I’ve looked over the troubleshooting page, but find no obvious issue. This also doesn’t feel like user error; fly deploy should “just work”, imo, across successive changes to app code. Possible outage or general issue…?

(For debugging: app = paasthru, tag = deployment-1653407630)

Just tried another fresh deploy, reproducing same issue.

Over 2 hours in and still can’t deploy.

While we’re just trying to get a small bugfix out the door, I’m very nervous about what this would be like for us in a more serious oncall situation, where we depend on fast and reliable deploys to be able to react to & resolve issues quickly.

At this point, looking for anything that could un-wedge us; do any community members have suggestions/tips/voodoo that’s worked before?

OK, stabbing at scale & count seems to have done… something.

Before:

➜  ✗ fly scale show
VM Resources for paasthru
        VM Size: shared-cpu-1x
      VM Memory: 256 MB
          Count: 2
 Max Per Region: Not set

Scaling up:

➜ ✗ fly scale count --max-per-region=10 4
Count changed to 4

I now have 4 versions of the app @ v35. Scaling back down to desired 2.

Did we do something wrong here?

Hey, Mikey!

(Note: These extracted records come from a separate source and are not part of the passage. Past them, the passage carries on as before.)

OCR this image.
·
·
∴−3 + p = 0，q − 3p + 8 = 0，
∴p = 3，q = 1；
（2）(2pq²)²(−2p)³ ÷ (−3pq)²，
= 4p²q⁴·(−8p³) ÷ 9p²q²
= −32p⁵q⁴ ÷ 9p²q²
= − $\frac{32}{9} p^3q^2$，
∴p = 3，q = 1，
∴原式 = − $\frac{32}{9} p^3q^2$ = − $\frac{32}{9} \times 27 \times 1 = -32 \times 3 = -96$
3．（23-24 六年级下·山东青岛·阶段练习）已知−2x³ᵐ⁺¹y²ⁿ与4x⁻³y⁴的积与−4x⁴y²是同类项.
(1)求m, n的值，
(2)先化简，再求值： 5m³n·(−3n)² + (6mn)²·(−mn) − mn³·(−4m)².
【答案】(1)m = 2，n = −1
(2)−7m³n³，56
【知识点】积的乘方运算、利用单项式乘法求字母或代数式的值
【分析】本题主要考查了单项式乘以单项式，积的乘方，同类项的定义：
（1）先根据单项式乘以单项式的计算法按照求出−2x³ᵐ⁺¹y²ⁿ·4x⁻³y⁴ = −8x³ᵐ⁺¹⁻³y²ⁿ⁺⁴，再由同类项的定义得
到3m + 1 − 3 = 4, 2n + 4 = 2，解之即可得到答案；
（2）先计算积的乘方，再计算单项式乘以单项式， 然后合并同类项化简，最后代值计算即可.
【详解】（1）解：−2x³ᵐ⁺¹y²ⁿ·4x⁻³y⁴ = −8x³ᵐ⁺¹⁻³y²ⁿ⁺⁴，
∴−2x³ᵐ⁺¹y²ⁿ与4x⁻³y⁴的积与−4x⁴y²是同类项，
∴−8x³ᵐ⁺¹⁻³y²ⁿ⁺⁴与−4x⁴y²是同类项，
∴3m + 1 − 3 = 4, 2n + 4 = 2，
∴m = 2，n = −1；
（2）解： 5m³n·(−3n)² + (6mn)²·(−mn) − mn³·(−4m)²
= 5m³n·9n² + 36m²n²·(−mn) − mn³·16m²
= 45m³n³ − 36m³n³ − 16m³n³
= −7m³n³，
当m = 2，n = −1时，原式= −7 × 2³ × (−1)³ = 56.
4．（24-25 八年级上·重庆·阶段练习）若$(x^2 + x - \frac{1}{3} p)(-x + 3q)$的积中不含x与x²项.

Does the deployment eventually error out or just hang endlessly?

Hi Zee! Thanks for the response.

The flyctl command hangs endlessly, at this stage:

--> release v33 created

--> You can detach the terminal anytime without stopping the deployment
==> Monitoring deployment

The dashboard would show a pending deploy endlessly, too. Here’s a screenshot from a couple hours ago - this was present throughout:

Per my reply just above this, scaling up seemed to uncork things; v35 got deployed. Scaling down to count=2 also worked (now at v36).

But the dashboard still seems a little confused: a fresh reload of the /:app/monitoring page shows this:

What region(s) are you deploying in?

Vanilla fly deploy against these regions:

$ fly regions list
Region Pool:
iad
lax
Backup Region:

(I think I removed lhr earlier, prior to when problems started.)

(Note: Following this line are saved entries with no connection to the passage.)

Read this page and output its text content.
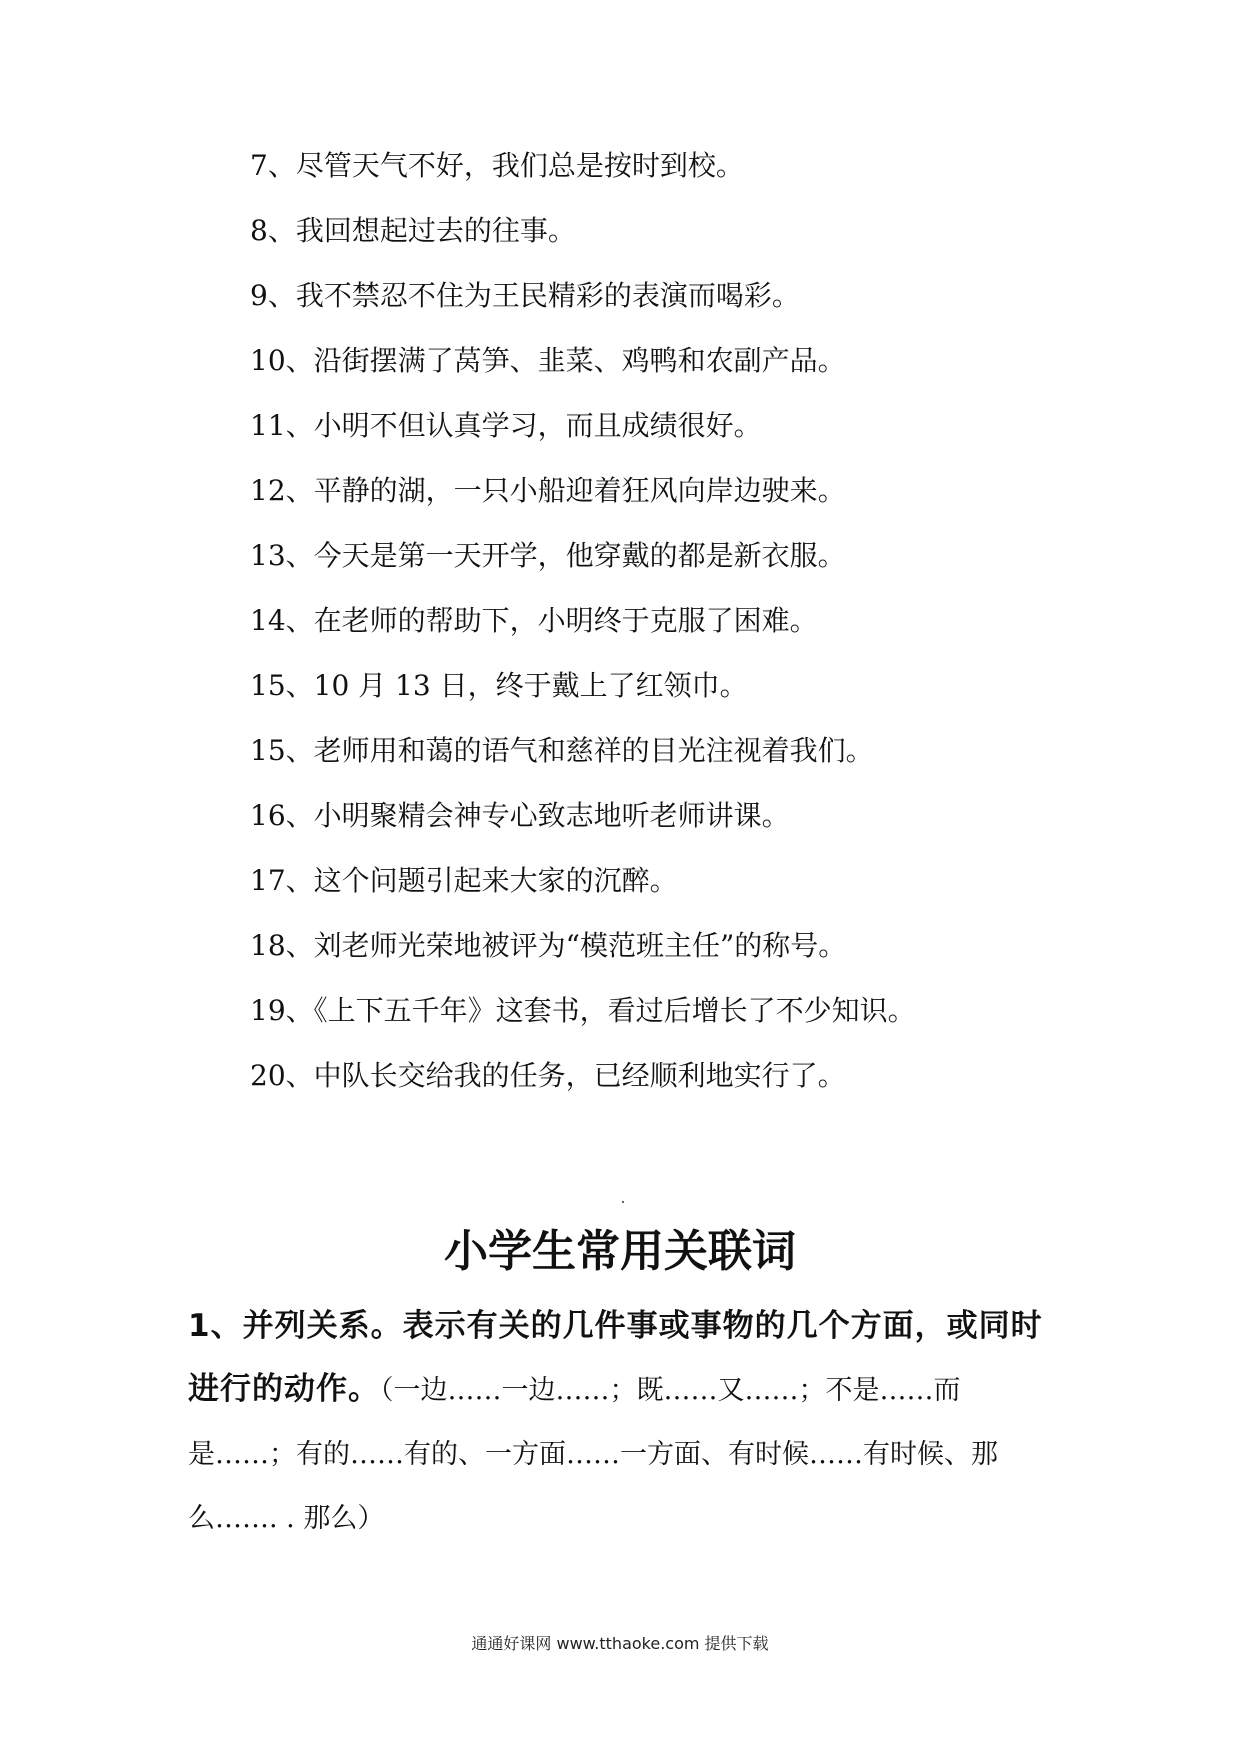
7、尽管天气不好，我们总是按时到校。
8、我回想起过去的往事。
9、我不禁忍不住为王民精彩的表演而喝彩。
10、沿街摆满了莴笋、韭菜、鸡鸭和农副产品。
11、小明不但认真学习，而且成绩很好。
12、平静的湖，一只小船迎着狂风向岸边驶来。
13、今天是第一天开学，他穿戴的都是新衣服。
14、在老师的帮助下，小明终于克服了困难。
15、10 月 13 日，终于戴上了红领巾。
15、老师用和蔼的语气和慈祥的目光注视着我们。
16、小明聚精会神专心致志地听老师讲课。
17、这个问题引起来大家的沉醉。
18、刘老师光荣地被评为“模范班主任”的称号。
19、《上下五千年》这套书，看过后增长了不少知识。
20、中队长交给我的任务，已经顺利地实行了。
小学生常用关联词

1、并列关系。表示有关的几件事或事物的几个方面，或同时进行的动作。（一边……一边……；既……又……；不是……而是……；有的……有的、一方面……一方面、有时候……有时候、那么……. . 那么）

通通好课网 www.tthaoke.com 提供下载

Can you try removing iad, we are experiencing some issues in iad that could be causing things to hang.

I can - although - since things are “fixed” now (per recent updates above), would you prefer I try re-deploying with iad in place first, to see if I can reproduce the original issue?

Yeah, let’s see if we can get the issue again first, then try removing if we do. That way we can narrow down a point of interest.

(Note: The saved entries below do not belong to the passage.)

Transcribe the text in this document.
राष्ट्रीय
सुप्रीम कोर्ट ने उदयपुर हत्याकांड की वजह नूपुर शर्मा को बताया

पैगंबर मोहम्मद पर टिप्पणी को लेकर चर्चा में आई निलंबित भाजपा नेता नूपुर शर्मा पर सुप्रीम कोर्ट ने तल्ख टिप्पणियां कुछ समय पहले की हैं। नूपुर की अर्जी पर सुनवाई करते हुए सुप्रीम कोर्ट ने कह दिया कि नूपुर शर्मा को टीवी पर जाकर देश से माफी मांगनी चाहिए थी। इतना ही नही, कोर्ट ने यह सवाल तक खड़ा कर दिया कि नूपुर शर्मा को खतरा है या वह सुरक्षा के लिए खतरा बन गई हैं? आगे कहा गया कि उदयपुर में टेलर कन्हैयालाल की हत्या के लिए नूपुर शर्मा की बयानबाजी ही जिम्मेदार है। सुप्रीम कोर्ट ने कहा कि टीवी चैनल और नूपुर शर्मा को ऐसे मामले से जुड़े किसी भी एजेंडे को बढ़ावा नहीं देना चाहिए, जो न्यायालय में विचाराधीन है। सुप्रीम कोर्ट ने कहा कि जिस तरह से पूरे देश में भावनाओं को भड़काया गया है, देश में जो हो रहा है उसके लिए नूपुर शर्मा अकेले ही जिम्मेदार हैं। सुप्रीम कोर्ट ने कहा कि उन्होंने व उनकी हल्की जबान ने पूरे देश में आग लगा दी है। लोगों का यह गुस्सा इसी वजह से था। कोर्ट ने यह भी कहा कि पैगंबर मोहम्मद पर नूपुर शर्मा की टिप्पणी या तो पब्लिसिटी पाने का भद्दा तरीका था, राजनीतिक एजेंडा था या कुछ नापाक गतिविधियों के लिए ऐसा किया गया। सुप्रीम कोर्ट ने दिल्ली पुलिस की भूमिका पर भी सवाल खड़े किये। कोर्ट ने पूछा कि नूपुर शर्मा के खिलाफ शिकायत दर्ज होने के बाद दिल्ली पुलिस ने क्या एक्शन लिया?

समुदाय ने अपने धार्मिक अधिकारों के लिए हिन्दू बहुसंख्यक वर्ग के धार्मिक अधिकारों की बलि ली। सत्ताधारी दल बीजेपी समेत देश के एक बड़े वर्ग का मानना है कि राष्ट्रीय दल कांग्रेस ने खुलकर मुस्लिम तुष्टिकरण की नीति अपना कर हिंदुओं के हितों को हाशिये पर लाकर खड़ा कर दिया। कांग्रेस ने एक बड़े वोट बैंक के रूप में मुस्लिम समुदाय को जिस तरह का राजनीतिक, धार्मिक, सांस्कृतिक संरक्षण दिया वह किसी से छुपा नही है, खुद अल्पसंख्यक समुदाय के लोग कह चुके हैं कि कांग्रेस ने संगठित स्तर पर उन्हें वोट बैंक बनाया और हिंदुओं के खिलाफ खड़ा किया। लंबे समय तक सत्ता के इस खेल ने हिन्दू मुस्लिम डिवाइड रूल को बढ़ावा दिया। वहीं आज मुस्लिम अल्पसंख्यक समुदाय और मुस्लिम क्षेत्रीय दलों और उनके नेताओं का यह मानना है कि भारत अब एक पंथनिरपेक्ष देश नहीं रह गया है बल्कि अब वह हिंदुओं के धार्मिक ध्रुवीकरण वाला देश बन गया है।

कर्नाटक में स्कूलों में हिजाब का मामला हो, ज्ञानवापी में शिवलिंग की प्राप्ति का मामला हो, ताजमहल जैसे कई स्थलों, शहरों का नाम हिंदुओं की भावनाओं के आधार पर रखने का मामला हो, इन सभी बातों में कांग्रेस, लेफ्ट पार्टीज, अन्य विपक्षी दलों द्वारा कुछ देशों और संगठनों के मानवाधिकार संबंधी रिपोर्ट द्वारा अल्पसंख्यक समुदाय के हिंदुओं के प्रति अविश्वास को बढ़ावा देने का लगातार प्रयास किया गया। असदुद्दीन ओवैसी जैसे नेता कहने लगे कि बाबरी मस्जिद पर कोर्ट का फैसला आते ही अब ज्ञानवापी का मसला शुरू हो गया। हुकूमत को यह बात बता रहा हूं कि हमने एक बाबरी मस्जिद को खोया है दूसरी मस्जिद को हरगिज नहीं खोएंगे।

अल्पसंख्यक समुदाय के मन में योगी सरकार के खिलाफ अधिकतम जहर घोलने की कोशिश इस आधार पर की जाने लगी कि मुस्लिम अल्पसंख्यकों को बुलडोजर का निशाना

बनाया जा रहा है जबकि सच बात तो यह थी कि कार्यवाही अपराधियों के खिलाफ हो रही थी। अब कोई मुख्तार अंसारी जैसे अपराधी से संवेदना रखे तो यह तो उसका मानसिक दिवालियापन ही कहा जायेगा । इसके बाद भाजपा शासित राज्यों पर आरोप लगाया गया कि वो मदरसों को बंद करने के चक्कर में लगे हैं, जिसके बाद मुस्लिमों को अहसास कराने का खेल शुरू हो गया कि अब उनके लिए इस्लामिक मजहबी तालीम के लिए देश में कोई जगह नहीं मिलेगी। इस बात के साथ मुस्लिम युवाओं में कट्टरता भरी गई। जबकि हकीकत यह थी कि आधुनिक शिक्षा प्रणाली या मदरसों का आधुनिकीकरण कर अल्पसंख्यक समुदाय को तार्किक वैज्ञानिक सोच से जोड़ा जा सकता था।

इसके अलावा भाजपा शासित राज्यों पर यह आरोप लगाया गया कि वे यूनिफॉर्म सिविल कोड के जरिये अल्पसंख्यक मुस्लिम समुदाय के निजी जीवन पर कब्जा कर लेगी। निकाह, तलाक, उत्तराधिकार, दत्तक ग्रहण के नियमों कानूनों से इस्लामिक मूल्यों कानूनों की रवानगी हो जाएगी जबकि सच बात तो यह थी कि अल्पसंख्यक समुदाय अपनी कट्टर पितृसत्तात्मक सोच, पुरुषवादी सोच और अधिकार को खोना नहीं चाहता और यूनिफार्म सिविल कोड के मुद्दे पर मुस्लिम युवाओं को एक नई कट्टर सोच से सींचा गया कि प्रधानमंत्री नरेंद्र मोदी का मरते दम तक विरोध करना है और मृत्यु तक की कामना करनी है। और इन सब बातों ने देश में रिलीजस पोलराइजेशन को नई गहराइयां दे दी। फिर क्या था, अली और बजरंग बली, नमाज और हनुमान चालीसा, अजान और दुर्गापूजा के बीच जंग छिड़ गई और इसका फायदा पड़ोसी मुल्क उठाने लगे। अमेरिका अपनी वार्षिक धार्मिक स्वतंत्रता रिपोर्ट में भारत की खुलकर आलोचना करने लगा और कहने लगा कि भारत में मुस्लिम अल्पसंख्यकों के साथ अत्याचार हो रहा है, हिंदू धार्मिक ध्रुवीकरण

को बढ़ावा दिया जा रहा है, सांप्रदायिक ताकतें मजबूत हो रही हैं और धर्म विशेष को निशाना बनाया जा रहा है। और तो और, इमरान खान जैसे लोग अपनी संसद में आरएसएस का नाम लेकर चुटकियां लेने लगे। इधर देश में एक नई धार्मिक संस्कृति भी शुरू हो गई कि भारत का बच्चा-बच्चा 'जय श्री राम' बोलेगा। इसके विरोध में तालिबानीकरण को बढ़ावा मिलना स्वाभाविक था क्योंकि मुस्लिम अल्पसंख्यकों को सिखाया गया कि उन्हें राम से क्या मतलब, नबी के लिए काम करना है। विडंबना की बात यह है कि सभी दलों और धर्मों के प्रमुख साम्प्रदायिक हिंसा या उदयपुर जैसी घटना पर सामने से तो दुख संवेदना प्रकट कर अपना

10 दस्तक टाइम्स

OK! Let’s make it fun, I ignorantly will wager $1 of fly credit that next deploy works; and fiddling with scale counts will eventually re-trigger it. :smile:

A re-deploy worked without issue:

$ fly deploy
==> Verifying app config
--> Verified app config
==> Building image
Remote builder fly-builder-late-waterfall-3277 ready
[...]
image: registry.fly.io/paasthru:deployment-1653418129
image size: 15 MB
==> Creating release
--> release v37 created

--> You can detach the terminal anytime without stopping the deployment
==> Monitoring deployment

 2 desired, 2 placed, 2 healthy, 0 unhealthy
--> v37 deployed successfully

I’ve tinkered with both count and --max-per-region to approximate some of the changes we made (and now forget) earlier in the day. Could not reproduce the issue. I guess I lose my bet :slight_smile:

I’ll leave things as they are now so you can investigate. I’m glad we’re uncorked, but inability to deploy would have been a lot more serious in a “real” oncall situation - so hoping you can rootcause. Just holler if I can help any further!

thanks so much for trying to recreate that!